SYnthetic BAyesian classifier (SYBA) is a Python package for the classification of organic compounds as easy-to-synthesize (ES) or hard-to-synthesize (ES). SYBA is a fragment-based method. The molecule is decomposed into ECFP4-like fragments, a fragment score is assigned to each fragment and all fragment scores are summed up to give the resulting SYBA score. If SYBA score is positive, the molecule is considered to be ES, otherwise it is considered to be HS. Fragment scores are the part of the SYBA algorithm and they were obtained by the analysis of the frequency of fragments in the databases of ES and HS compounds. ES compounds were obtained by a random selection from the ZINC15 [http://zinc.docking.org/] database, HS compounds were generated by the Nonpher [https://github.com/lich-uct/nonpher] approach. More details can be found in SYBA [as soon as accepted] and Nonpher [http://dx.doi.org/10.1186/s13321-017-0206-2] papers.

Instalation

Prerequisities

Supported platforms:

  • All platforms

Dependencies

Installation with Anaconda

SYBA is distributed as a Conda package. Conda is an open source package management system and environment management system that makes setting up a development environment for any project very easy.
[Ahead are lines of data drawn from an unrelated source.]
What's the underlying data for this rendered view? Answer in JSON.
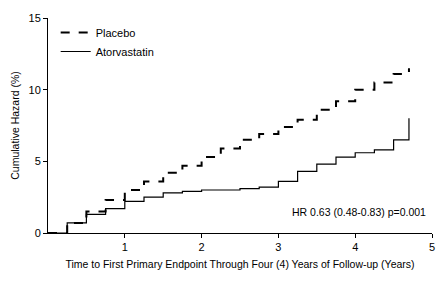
{
  "chart_data": {
    "type": "line",
    "x_label": "Time to First Primary Endpoint Through Four (4) Years of Follow-up (Years)",
    "y_label": "Cumulative Hazard (%)",
    "annotation": "HR 0.63 (0.48-0.83) p=0.001",
    "x": [
      0,
      0.25,
      0.5,
      0.75,
      1,
      1.25,
      1.5,
      1.75,
      2,
      2.25,
      2.5,
      2.75,
      3,
      3.25,
      3.5,
      3.75,
      4,
      4.25,
      4.5,
      4.7
    ],
    "series": [
      {
        "name": "Placebo",
        "color": "#000000",
        "line_style": "dash",
        "values": [
          0,
          0.7,
          1.5,
          2.3,
          3.0,
          3.6,
          4.2,
          4.7,
          5.3,
          5.9,
          6.5,
          6.9,
          7.4,
          7.9,
          8.6,
          9.2,
          10.0,
          10.5,
          11.1,
          11.5
        ]
      },
      {
        "name": "Atorvastatin",
        "color": "#000000",
        "line_style": "solid",
        "values": [
          0,
          0.7,
          1.3,
          1.7,
          2.2,
          2.5,
          2.8,
          2.9,
          3.0,
          3.0,
          3.1,
          3.2,
          3.6,
          4.3,
          4.8,
          5.3,
          5.6,
          5.8,
          6.5,
          8.0
        ]
      }
    ],
    "xlim": [
      0,
      5
    ],
    "xticks": [
      1,
      2,
      3,
      4,
      5
    ],
    "ylim": [
      0,
      15
    ],
    "yticks": [
      0,
      5,
      10,
      15
    ],
    "grid": false,
    "legend": "upper left"
  }
}
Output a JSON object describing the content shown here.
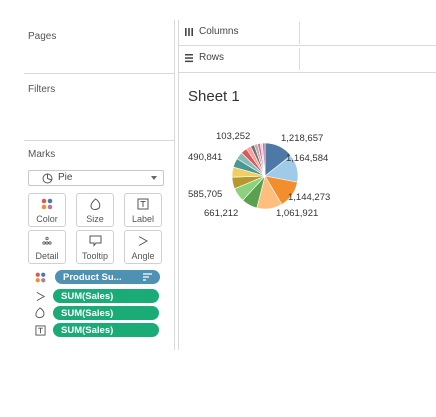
{
  "left_panel": {
    "pages_title": "Pages",
    "filters_title": "Filters",
    "marks_title": "Marks",
    "mark_type": "Pie",
    "mark_buttons": [
      {
        "label": "Color",
        "icon": "color-dots-icon"
      },
      {
        "label": "Size",
        "icon": "size-icon"
      },
      {
        "label": "Label",
        "icon": "label-icon"
      },
      {
        "label": "Detail",
        "icon": "detail-icon"
      },
      {
        "label": "Tooltip",
        "icon": "tooltip-icon"
      },
      {
        "label": "Angle",
        "icon": "angle-icon"
      }
    ],
    "mark_pills": [
      {
        "label": "Product Su...",
        "icon": "color-dots-icon",
        "color": "#4e91b3"
      },
      {
        "label": "SUM(Sales)",
        "icon": "angle-icon",
        "color": "#1aab77"
      },
      {
        "label": "SUM(Sales)",
        "icon": "size-icon",
        "color": "#1aab77"
      },
      {
        "label": "SUM(Sales)",
        "icon": "label-icon",
        "color": "#1aab77"
      }
    ]
  },
  "shelves": {
    "columns_label": "Columns",
    "rows_label": "Rows"
  },
  "sheet": {
    "title": "Sheet 1"
  },
  "chart_data": {
    "type": "pie",
    "labels": [
      "1,218,657",
      "1,164,584",
      "1,144,273",
      "1,061,921",
      "661,212",
      "585,705",
      "490,841",
      "103,252"
    ],
    "values": [
      1218657,
      1164584,
      1144273,
      1061921,
      661212,
      585705,
      490841,
      103252
    ],
    "slice_colors": [
      "#4e79a7",
      "#a0cbe8",
      "#f28e2b",
      "#ffbe7d",
      "#59a14f",
      "#8cd17d",
      "#b6992d",
      "#f1ce63",
      "#499894",
      "#86bcb6",
      "#e15759",
      "#ff9d9a",
      "#79706e",
      "#bab0ac",
      "#d37295",
      "#fabfd2",
      "#b07aa1"
    ]
  }
}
To install Conda package, you have to get either full Anaconda [https://www.anaconda.com/] distribution or its lightweight variant, Miniconda [https://docs.conda.io/en/latest/miniconda.html]. SYBA is installed from Anaconda/Miniconda by running the following command from the Linux terminal:

conda install -c rdkit -c lich syba

Installation with setup.py

Once you have RDKit[https://github.com/rdkit/rdkit] installed, you can install SYBA from its directory with the following command:

python setup.py install

Quick start

SYBA input is a CSV (comma-separated value) file consisting of the following columns: CMPND_ID,SMILES,OTHER_COLUMNS. OTHER_COLUMNS can contain any additional data and these columns are skipped. Output is a CSV file in the format ID,SMILES,SYBA_SCORE. SYBA reflects how confident the classifier is with its prediction (i.e., SYBA score can't be considered as a measure of the ease of synthesis). Negative SYBA values mean a hard-to-synthesize compound and positive mean an easy-to-synthesize one.

SYBA is automatically installs a command line tool syba. SYBA classification is performed by the following command:

$ syba [INPUT_FILE [OUTPUT_FILE]]

Use in Python script

Basic usage

from rdkit import Chem
from syba.syba import SybaClassifier

syba = SybaClassifier()
syba.fitDefaultScore()
smi = "O=C(C)Oc1ccccc1C(=O)O"
syba.predict(smi)
# syba works also with RDKit RDMol objects
mol = Chem.MolFromSmiles(smi)
syba.predict(mol=mol)
# syba.predict is actually method with two keyword parameters "smi" and "mol", if both provided score is calculated for compound defined in "smi" parameter has the priority
syba.predict(smi=smi, mol=mol)

SYBA workflow

SYBA training (i.e., SYBA fragment score calculation) is demonstrated in Jupyter notebook accessible in docs/notebooks/prepare_fragment_counts.ipynb. The example of SYBA, as well as SAScore, SCScore and Random forest, classification for a new compound is available in docs/notebooks/prepare_results.ipynb Jupyter notebook. Jupyter notebook can be installed from Conda with the command conda install jupyter.